Council Gbaja disowns as non-existent has  N1.3bn in Nigeria’s 2026 budget

Council Gbaja disowns as non-existent has N1.3bn in Nigeria’s 2026 budget

A council the Presidency publicly disowned as non-existent has turned up in Nigeria’s 2026 Appropriation Act with a ₦1.3 billion budget allocation — throwing the federal government’s official disclaimer into serious question.

The Nigerian government said the council doesn’t exist. Then someone checked the budget.

On June 11, Chief of Staff Femi Gbajabiamila issued a firm public disclaimer, distancing the presidency from one Adeniyi Adeyemi, who had been presenting himself as head of the “Presidential Foreign Intervention Promotion Council.”

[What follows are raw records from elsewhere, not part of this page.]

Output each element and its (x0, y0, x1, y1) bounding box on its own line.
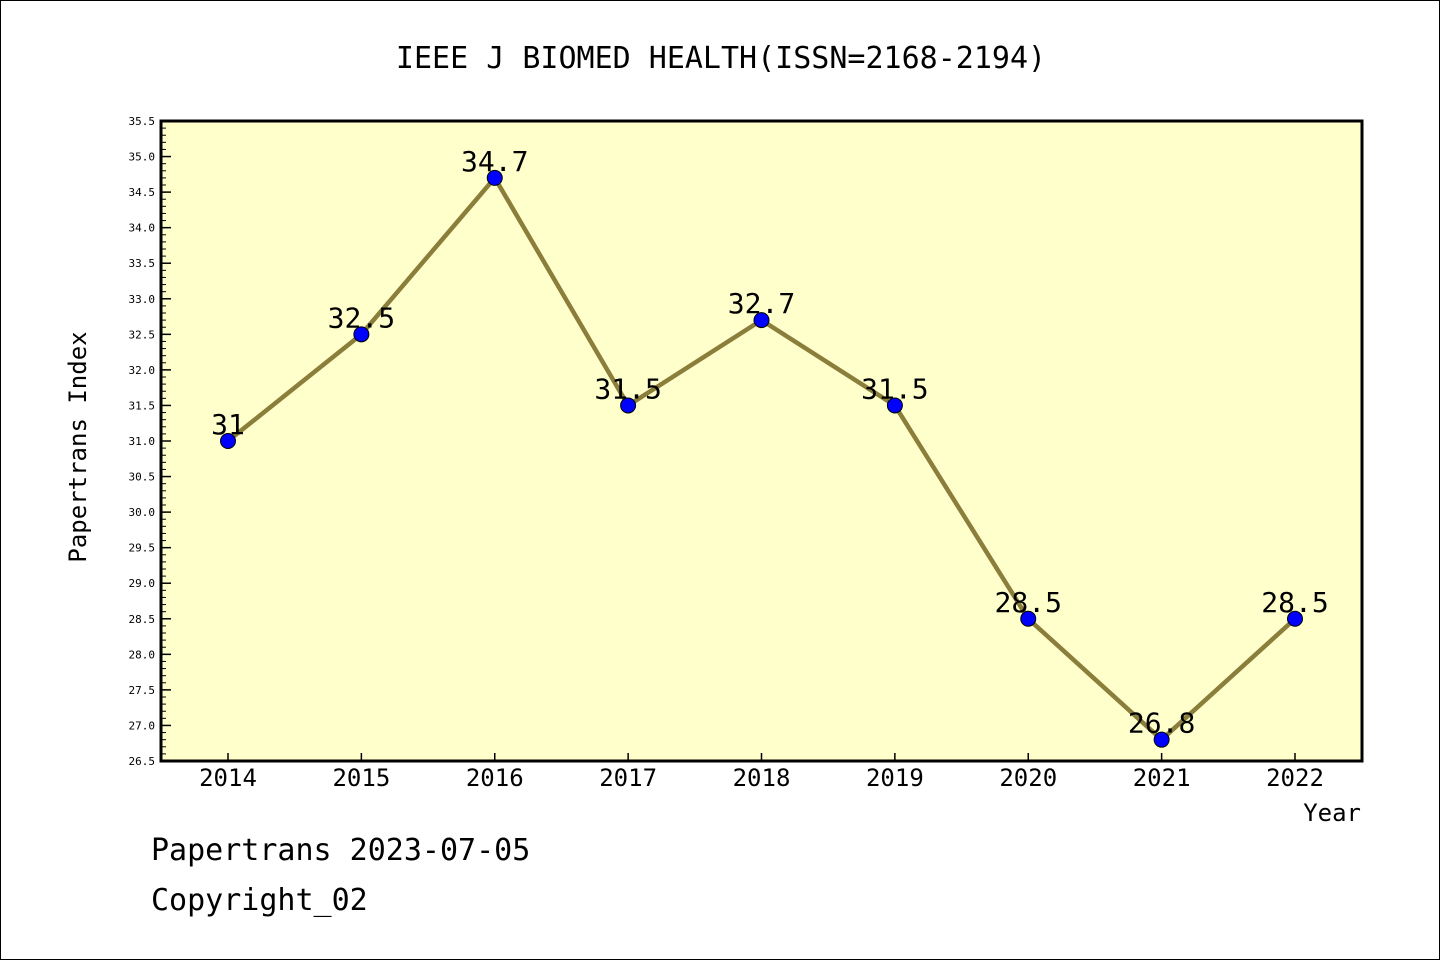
data-markers (220, 169, 1303, 748)
y-tick-label: 31.0 (129, 435, 156, 448)
data-label: 26.8 (1128, 707, 1195, 740)
y-axis-ticks: 26.5 27.0 27.5 28.0 28.5 29.0 29.5 30.0 30.5 31.0… (129, 115, 171, 768)
data-label: 28.5 (1261, 586, 1328, 619)
y-tick-label: 29.5 (129, 542, 156, 555)
y-tick-label: 35.0 (129, 151, 156, 164)
footer-copyright: Copyright_02 (151, 883, 368, 918)
y-tick-label: 31.5 (129, 399, 156, 412)
data-point (1153, 731, 1170, 748)
data-point (620, 397, 637, 414)
data-labels: 31 32.5 34.7 31.5 32.7 31.5 28.5 26.8 28.5 (211, 145, 1329, 740)
x-tick-label: 2016 (466, 764, 524, 792)
data-label: 31.5 (594, 372, 661, 405)
y-tick-label: 29.0 (129, 577, 156, 590)
x-tick-label: 2014 (199, 764, 257, 792)
y-tick-label: 28.5 (129, 613, 156, 626)
x-axis-ticks: 2014 2015 2016 2017 2018 2019 2020 2021 2022 (199, 753, 1324, 792)
data-point (1020, 610, 1037, 627)
y-tick-label: 32.0 (129, 364, 156, 377)
y-tick-label: 33.0 (129, 293, 156, 306)
y-tick-label: 26.5 (129, 755, 156, 768)
y-tick-label: 27.0 (129, 719, 156, 732)
y-tick-label: 30.0 (129, 506, 156, 519)
chart-title: IEEE J BIOMED HEALTH(ISSN=2168-2194) (396, 41, 1046, 76)
x-tick-label: 2019 (866, 764, 924, 792)
data-point (353, 326, 370, 343)
y-tick-label: 30.5 (129, 471, 156, 484)
y-tick-label: 34.0 (129, 222, 156, 235)
data-label: 34.7 (461, 145, 528, 178)
y-tick-label: 35.5 (129, 115, 156, 128)
x-tick-label: 2018 (733, 764, 791, 792)
data-label: 32.7 (728, 287, 795, 320)
y-tick-label: 32.5 (129, 328, 156, 341)
x-axis-label: Year (1303, 799, 1361, 827)
data-point (220, 433, 236, 449)
plot-border (159, 119, 1364, 763)
x-tick-label: 2017 (599, 764, 657, 792)
data-point (486, 169, 503, 186)
data-point (886, 397, 903, 414)
data-point (753, 312, 770, 329)
y-tick-label: 28.0 (129, 648, 156, 661)
footer-date: Papertrans 2023-07-05 (151, 833, 531, 868)
y-axis-label: Papertrans Index (64, 331, 92, 562)
x-tick-label: 2021 (1133, 764, 1191, 792)
plot-area (161, 121, 1362, 761)
x-tick-label: 2020 (999, 764, 1057, 792)
y-tick-label: 27.5 (129, 684, 156, 697)
data-label: 28.5 (995, 586, 1062, 619)
y-tick-label: 34.5 (129, 186, 156, 199)
data-label: 31 (211, 408, 245, 441)
data-point (1287, 610, 1303, 627)
data-label: 32.5 (328, 301, 395, 334)
x-tick-label: 2022 (1266, 764, 1324, 792)
x-tick-label: 2015 (332, 764, 390, 792)
data-label: 31.5 (861, 372, 928, 405)
y-tick-label: 33.5 (129, 257, 156, 270)
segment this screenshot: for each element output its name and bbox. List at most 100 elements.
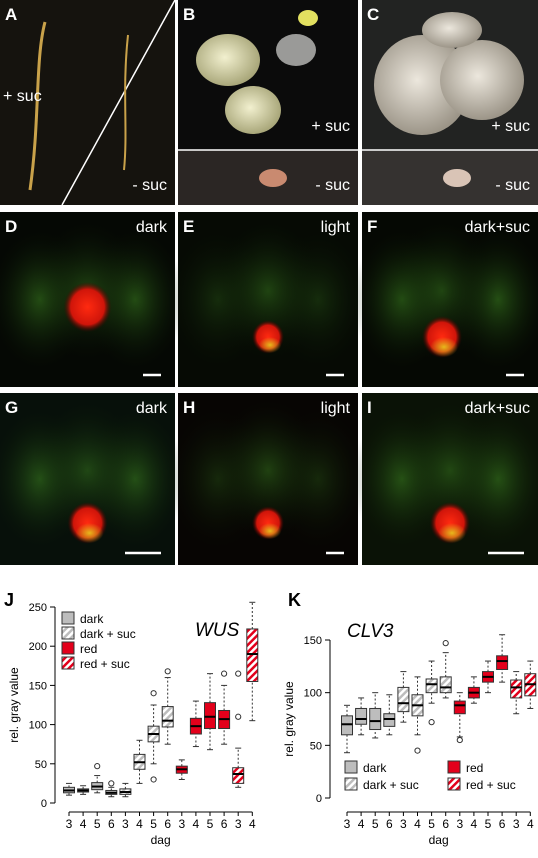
plant: [196, 34, 260, 86]
x-tick-label: 3: [400, 817, 407, 831]
box-body: [355, 707, 368, 725]
outlier: [164, 668, 171, 675]
seedling: [259, 169, 287, 187]
panel-letter: F: [367, 217, 377, 236]
y-axis-label: rel. gray value: [7, 667, 21, 743]
photo-panel: B + suc - suc: [178, 0, 358, 205]
tissue: [395, 400, 505, 541]
panel-label: light: [321, 219, 351, 236]
box: [147, 690, 160, 783]
box-body: [510, 679, 523, 699]
panel-letter: B: [183, 5, 195, 24]
panel-letter: A: [5, 5, 17, 24]
box: [369, 692, 382, 739]
panel-letter: C: [367, 5, 379, 24]
y-tick-label: 50: [310, 740, 322, 752]
x-tick-label: 4: [358, 817, 365, 831]
panel-letter: I: [367, 398, 372, 417]
outlier: [150, 690, 157, 697]
x-tick-label: 5: [428, 817, 435, 831]
box: [439, 640, 452, 699]
x-tick-label: 5: [94, 817, 101, 831]
box: [105, 780, 118, 798]
legend-swatch: [447, 760, 461, 774]
panel-letter: G: [5, 398, 18, 417]
panel-label: - suc: [132, 177, 167, 194]
y-tick-label: 150: [29, 680, 47, 692]
box: [232, 670, 245, 788]
panel-label: - suc: [495, 177, 530, 194]
box-body: [496, 655, 509, 670]
yellow-signal: [430, 337, 458, 357]
legend-swatch: [61, 626, 75, 640]
x-axis-label: dag: [151, 833, 171, 847]
legend-swatch: [344, 760, 358, 774]
outlier: [456, 736, 463, 744]
outlier: [235, 713, 242, 720]
box: [383, 694, 396, 736]
x-tick-label: 3: [178, 817, 185, 831]
x-tick-label: 4: [80, 817, 87, 831]
box: [189, 700, 202, 748]
box-body: [341, 715, 353, 736]
x-tick-label: 3: [235, 817, 242, 831]
box: [496, 634, 509, 683]
x-tick-label: 6: [386, 817, 393, 831]
plant: [298, 10, 318, 26]
box: [341, 704, 353, 754]
box: [355, 697, 368, 736]
x-tick-label: 3: [456, 817, 463, 831]
x-tick-label: 4: [193, 817, 200, 831]
box-body: [425, 678, 438, 694]
box: [218, 670, 231, 745]
legend-label: dark + suc: [363, 778, 419, 792]
tissue: [213, 400, 323, 541]
photo-panel: A + suc - suc: [0, 0, 176, 206]
box-body: [439, 676, 452, 694]
yellow-signal: [75, 523, 104, 543]
x-tick-label: 3: [66, 817, 73, 831]
panel-label: dark: [136, 400, 168, 417]
y-tick-label: 0: [316, 793, 322, 805]
plant: [225, 86, 281, 134]
box: [425, 660, 438, 726]
box: [510, 671, 523, 715]
legend-label: red: [466, 761, 483, 775]
panel-label: light: [321, 400, 351, 417]
box-body: [232, 767, 245, 784]
panel-label: dark+suc: [465, 219, 530, 236]
tissue: [213, 220, 323, 361]
chart-title: CLV3: [347, 621, 394, 642]
x-tick-label: 4: [527, 817, 534, 831]
y-tick-label: 250: [29, 602, 47, 614]
y-tick-label: 100: [304, 688, 322, 700]
box: [204, 673, 216, 751]
box: [175, 759, 188, 780]
legend-swatch: [61, 611, 75, 625]
legend-swatch: [61, 656, 75, 670]
legend-swatch: [447, 777, 461, 791]
outlier: [150, 776, 157, 783]
photo-background: [0, 0, 175, 205]
box-body: [369, 707, 382, 731]
x-tick-label: 6: [108, 817, 115, 831]
x-tick-label: 5: [150, 817, 157, 831]
x-tick-label: 3: [122, 817, 129, 831]
panel-letter: H: [183, 398, 195, 417]
panel-letter: D: [5, 217, 17, 236]
box-body: [204, 702, 216, 730]
yellow-signal: [438, 523, 466, 543]
x-tick-label: 4: [136, 817, 143, 831]
box-body: [453, 700, 466, 715]
legend-label: red + suc: [80, 657, 130, 671]
box: [467, 676, 480, 704]
y-axis-label: rel. gray value: [282, 681, 296, 757]
plant: [422, 12, 482, 48]
outlier: [235, 670, 242, 677]
x-tick-label: 6: [442, 817, 449, 831]
x-tick-label: 4: [471, 817, 478, 831]
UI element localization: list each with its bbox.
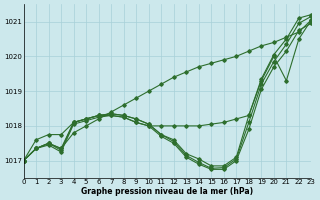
X-axis label: Graphe pression niveau de la mer (hPa): Graphe pression niveau de la mer (hPa) bbox=[81, 187, 253, 196]
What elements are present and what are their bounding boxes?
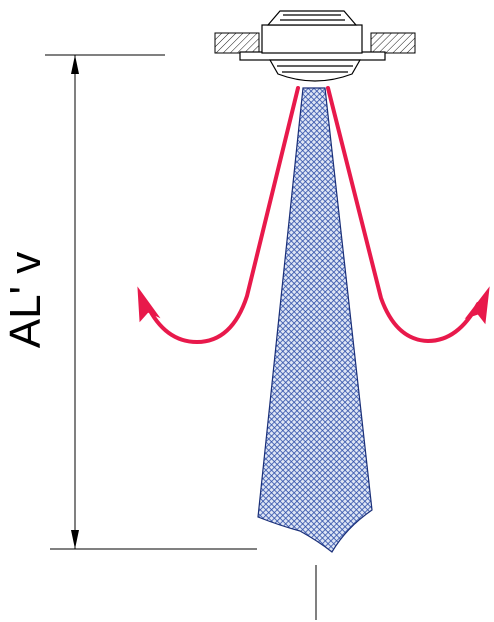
airflow-arrowheads: [137, 286, 490, 325]
airflow-arrow-left: [145, 86, 300, 345]
airflow-arrows: [145, 86, 480, 345]
ceiling-slab-right: [370, 32, 416, 54]
dimension-label: AL' v: [1, 252, 50, 348]
airflow-arrow-right: [326, 86, 480, 344]
dimension-lines: [45, 54, 317, 620]
dimension-arrow-down-icon: [71, 530, 79, 549]
ceiling-slab: [214, 32, 416, 54]
dimension-arrow-up-icon: [71, 55, 79, 74]
airflow-arrow-icon: [137, 286, 161, 323]
airflow-arrow-icon: [464, 286, 490, 325]
ceiling-slab-left: [214, 32, 260, 54]
dimension-arrowheads: [71, 55, 79, 549]
air-throw-pattern: [257, 87, 373, 553]
ceiling-diffuser-icon: [239, 10, 386, 82]
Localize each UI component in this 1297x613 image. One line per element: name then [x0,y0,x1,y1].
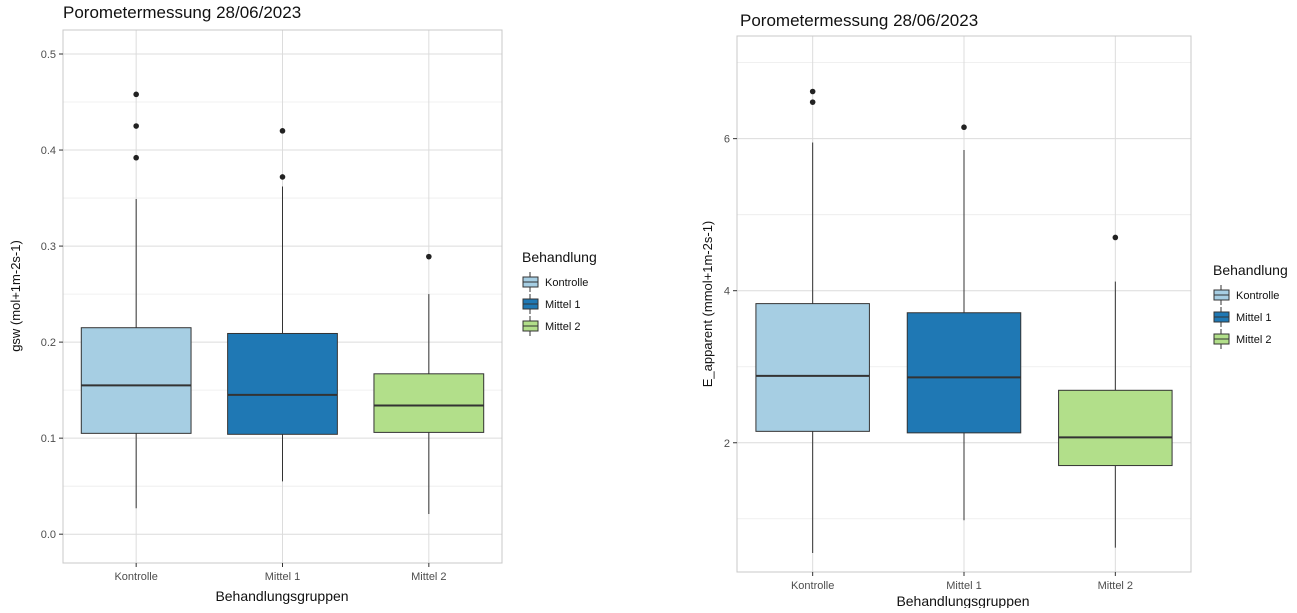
x-tick-label: Kontrolle [791,580,834,592]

“It has come to the notice of the Federal Government of Nigeria and specifically the Office of the Chief of Staff to His Excellency, President Bola Ahmed Tinubu, GCFR that a certain Prince Adeniyi Adeyemi…is portraying himself to the general public as having been appointed by my office,” Gbajabiamila said, adding that no such office exists under Tinubu’s government.

According to The Cable, foreign missions, development organisations and financial institutions were urged to disregard any claims linking the council to the presidency. Case closed, apparently.

Except Adeyemi wasn’t having it.

At a press conference in Abuja on Thursday, he rejected the disclaimer as a “glaring contradiction” of official government records — pointing to CBN-registered accounts, an office at the federal secretariat, and approval for over 300 staff from the Office of the Head of the Civil Service. He called on President Tinubu to constitute an independent investigative panel to reconcile those records with the presidency’s denial.

Then came the bombshell.

A review of the 2026 Appropriation Act shows the Presidential Economic Advisory Council/Presidential Foreign Intervention Promotion Council is expressly listed under the presidency — with a total budget of ₦1,302,978,784. That breaks down as ₦802,978,783 for personnel costs, ₦200,000,001 for overhead and ₦300,000,000 for capital projects.

So Nigeria’s federal government publicly declared an agency doesn’t exist — while simultaneously budgeting over ₦1.3 billion for it.

Someone has some very serious explaining to do.